All things considered, Ateneum was a remarkable achievement for a budding nation of Finland’s size. For a small country yet to gain independence, Finland was willing to invest a generous sum of capital in a cultural undertaking so ambitious as to be dubbed among its contemporaries as a “Palace of a million marks”.
The Ateneum building originally served a variety of different functions. One half of the building was taken up by the collections and Drawing School of the Finnish Art Society, while the other half accommodated the School of Applied Art and the collections and offices of the Finnish Society of Crafts and Design. Symbolising this dual role, the patron goddess of arts stands in the centre of the tympanum above the main entrance, with two words engraved in the crowns of laurel she holds in either hand: art in one, crafts in the other.
The task of drawing up the architectural plans for the building was entrusted to Theodor Höijer, a prominent architect who designed many important buildings in Helsinki’s centre. For the facade ornaments, Höijer enlisted the help of his friend Carl Eneas Sjöstrand, who sculpted the allegorical goddess of art in the tympanum, the caryatids guarding the main entrance, and the portraits of the great masters, Bramante, Raphael and Phidias. The facade decorations also feature a set of medallion portraits of the world’s celebrated artists, sculpted not by Sjöstrand but Ville Vallgren, Finland’s leading sculptor of that time, then already based in Paris. The execution of all other ornamental elements was delegated to a decorative sculptor, Magnus von Wright.
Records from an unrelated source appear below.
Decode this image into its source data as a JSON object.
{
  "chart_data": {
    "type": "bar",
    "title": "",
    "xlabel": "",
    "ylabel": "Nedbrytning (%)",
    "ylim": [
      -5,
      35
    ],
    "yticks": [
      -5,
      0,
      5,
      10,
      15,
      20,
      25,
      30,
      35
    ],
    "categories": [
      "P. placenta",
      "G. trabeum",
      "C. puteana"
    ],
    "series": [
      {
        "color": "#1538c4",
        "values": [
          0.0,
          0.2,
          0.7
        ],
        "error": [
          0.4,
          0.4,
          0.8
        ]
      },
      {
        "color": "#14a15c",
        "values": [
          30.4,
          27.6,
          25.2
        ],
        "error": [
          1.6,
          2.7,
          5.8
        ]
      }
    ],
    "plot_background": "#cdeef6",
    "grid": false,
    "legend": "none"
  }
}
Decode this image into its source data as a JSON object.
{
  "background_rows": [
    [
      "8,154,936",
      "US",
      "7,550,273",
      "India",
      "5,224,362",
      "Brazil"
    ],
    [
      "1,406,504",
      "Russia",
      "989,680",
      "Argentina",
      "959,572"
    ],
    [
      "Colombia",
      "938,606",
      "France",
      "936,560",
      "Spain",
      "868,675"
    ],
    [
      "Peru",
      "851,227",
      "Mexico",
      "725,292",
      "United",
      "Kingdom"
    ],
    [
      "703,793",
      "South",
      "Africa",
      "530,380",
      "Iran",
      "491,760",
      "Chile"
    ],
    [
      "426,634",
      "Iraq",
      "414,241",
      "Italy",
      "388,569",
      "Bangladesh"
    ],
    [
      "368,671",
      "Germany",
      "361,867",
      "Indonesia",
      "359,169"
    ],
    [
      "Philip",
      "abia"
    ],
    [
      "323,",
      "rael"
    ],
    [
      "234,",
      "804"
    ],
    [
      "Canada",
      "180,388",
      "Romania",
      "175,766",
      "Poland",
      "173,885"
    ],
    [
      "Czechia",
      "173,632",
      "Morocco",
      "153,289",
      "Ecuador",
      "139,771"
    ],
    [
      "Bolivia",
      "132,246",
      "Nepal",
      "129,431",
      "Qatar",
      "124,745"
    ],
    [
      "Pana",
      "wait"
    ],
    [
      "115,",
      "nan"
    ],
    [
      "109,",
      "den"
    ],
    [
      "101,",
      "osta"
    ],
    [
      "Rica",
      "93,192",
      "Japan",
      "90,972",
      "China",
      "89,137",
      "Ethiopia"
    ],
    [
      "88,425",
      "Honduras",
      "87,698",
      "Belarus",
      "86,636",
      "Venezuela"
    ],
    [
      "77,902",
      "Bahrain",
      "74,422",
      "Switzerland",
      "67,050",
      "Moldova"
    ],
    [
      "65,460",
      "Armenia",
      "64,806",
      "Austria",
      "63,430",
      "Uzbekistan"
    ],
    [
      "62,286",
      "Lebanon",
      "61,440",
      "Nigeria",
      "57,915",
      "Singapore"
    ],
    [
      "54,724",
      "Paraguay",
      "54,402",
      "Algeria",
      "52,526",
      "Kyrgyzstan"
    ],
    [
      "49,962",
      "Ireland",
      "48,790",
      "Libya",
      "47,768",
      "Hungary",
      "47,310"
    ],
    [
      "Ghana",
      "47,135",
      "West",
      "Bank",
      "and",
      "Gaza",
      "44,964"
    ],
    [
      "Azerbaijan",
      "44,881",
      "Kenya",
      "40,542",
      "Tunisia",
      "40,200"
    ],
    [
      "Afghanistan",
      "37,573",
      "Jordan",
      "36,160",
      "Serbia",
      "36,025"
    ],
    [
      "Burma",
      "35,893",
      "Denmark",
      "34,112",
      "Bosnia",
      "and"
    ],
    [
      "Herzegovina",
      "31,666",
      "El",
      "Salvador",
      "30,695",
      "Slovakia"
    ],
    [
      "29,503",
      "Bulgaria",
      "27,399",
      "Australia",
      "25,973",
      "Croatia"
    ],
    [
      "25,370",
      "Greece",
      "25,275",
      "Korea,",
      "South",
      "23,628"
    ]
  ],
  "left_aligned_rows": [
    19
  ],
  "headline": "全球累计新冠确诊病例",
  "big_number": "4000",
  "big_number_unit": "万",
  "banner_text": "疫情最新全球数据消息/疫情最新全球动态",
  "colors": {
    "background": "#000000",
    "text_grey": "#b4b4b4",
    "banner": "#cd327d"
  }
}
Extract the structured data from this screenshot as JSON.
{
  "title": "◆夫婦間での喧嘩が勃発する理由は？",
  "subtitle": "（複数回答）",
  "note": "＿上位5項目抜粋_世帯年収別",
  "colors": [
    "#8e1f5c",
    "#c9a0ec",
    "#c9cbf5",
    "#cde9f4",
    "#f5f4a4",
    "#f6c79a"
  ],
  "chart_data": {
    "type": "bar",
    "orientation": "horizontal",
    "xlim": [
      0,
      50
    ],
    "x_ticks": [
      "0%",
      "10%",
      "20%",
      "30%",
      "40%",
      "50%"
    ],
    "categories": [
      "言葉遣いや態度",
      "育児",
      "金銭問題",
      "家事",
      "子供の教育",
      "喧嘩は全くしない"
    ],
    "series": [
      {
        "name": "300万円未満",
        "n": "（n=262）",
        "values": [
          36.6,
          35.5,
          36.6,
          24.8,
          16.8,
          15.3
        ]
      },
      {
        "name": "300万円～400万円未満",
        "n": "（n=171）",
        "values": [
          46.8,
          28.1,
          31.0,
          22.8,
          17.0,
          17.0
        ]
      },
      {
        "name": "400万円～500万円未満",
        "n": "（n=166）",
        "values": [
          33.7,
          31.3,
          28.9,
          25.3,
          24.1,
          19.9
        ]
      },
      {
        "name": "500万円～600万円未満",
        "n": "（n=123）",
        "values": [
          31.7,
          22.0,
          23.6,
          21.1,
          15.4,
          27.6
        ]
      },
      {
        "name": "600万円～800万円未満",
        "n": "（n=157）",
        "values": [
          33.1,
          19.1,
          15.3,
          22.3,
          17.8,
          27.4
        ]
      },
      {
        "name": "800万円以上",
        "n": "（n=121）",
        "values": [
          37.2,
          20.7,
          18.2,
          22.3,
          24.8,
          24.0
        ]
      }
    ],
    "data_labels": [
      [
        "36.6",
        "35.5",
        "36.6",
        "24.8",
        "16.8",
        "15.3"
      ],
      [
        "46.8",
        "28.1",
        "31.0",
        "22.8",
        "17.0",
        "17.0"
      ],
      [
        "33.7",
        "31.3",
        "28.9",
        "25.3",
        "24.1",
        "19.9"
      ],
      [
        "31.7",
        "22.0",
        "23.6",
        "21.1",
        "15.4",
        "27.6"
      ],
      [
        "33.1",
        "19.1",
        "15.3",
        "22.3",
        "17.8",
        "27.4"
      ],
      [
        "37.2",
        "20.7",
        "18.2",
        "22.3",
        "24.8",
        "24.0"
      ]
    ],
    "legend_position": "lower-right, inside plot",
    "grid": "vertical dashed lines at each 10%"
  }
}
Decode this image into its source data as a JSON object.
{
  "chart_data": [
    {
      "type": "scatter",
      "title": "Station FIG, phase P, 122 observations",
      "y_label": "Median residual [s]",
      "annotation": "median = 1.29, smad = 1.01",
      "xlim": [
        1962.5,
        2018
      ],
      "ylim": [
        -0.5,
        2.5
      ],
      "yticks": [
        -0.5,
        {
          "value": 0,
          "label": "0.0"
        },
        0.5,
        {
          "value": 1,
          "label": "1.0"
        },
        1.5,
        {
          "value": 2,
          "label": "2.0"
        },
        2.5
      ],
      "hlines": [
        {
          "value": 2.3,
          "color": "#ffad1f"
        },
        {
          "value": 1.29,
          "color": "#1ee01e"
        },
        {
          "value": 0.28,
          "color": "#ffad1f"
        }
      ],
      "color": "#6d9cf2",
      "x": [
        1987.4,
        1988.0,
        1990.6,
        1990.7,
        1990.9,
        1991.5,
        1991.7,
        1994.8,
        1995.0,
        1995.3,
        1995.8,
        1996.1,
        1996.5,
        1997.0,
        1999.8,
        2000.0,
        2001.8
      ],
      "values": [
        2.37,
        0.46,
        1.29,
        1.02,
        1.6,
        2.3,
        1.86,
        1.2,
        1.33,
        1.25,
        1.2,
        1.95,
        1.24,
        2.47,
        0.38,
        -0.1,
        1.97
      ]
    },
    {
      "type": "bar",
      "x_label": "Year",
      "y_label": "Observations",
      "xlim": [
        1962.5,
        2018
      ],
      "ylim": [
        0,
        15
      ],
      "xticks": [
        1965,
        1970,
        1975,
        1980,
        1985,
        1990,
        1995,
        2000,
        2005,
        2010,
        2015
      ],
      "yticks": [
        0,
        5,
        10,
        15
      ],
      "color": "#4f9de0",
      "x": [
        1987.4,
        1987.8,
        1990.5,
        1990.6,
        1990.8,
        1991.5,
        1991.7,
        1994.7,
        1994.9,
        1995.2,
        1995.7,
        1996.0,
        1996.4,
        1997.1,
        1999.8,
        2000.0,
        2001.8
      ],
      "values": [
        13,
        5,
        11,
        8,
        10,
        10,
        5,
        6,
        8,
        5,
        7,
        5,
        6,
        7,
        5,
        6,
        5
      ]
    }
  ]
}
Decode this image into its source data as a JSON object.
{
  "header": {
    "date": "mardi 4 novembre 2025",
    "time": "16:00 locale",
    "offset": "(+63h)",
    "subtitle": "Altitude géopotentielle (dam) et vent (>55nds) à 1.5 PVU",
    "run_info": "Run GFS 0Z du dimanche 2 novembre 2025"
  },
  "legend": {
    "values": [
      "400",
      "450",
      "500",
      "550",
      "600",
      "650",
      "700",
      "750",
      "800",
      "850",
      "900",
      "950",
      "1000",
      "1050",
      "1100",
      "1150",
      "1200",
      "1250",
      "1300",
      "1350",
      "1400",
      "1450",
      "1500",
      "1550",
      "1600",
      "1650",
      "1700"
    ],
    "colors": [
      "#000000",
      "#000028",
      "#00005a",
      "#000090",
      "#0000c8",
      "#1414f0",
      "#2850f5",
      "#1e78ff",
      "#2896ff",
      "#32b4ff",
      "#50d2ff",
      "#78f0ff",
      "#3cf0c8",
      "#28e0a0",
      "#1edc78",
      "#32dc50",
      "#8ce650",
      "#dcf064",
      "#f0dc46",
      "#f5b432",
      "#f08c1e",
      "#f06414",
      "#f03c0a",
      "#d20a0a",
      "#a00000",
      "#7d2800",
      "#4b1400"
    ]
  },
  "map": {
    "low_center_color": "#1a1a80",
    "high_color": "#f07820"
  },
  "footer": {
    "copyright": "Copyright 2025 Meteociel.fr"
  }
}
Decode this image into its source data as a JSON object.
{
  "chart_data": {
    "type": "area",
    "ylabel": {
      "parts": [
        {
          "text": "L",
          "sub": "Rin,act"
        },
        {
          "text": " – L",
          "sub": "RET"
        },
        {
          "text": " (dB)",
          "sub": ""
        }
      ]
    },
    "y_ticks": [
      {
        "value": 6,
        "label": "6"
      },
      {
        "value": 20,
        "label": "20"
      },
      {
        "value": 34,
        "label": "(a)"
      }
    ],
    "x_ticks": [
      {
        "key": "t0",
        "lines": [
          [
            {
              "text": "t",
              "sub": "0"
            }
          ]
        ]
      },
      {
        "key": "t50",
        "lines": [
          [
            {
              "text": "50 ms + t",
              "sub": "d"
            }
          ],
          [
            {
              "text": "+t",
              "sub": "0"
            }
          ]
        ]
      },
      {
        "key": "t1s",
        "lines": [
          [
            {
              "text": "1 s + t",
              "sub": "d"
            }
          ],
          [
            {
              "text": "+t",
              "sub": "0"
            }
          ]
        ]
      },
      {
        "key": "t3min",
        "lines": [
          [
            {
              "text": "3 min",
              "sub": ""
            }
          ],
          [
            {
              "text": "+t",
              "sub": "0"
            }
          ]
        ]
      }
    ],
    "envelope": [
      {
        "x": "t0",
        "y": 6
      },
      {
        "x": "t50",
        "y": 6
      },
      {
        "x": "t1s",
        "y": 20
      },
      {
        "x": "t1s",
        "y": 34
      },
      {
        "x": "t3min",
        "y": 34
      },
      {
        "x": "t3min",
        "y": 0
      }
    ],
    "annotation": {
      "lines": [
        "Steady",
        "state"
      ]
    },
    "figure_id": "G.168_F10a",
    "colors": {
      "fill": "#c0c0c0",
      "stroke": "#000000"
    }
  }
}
Within a few decades, the interiors grew crowded for the building’s numerous occupants. Faced with an acute shortage of space, the Society of Crafts and Design sought new premises for its museum. Today the Design Museum has its own building at 23 Korkeavuorenkatu. The two schools and the art museum remained in the building until the 1970s, at which point the School of Applied Art (today the University of Art and Design) and the Drawing School of the Finnish Art Society (now the Fine Arts Academy) were relocated to their own premises. After these changes, the sole occupant remaining in the building was the art museum, then administered by the Finnish Art Society. In autumn 1990, it was placed under government administration and incorporated within the Finnish National Gallery. Today the building houses the Ateneum Art Museum and the Central Art Archives. The other two departments of the National Gallery occupy their own buildings; the Museum of Contemporary Art Kiasma was inaugurated at Postiaukio in May 1998, and the Sinebrychoff Art Museum dedicated to older international art is completely renovated at 40 Bulevardi.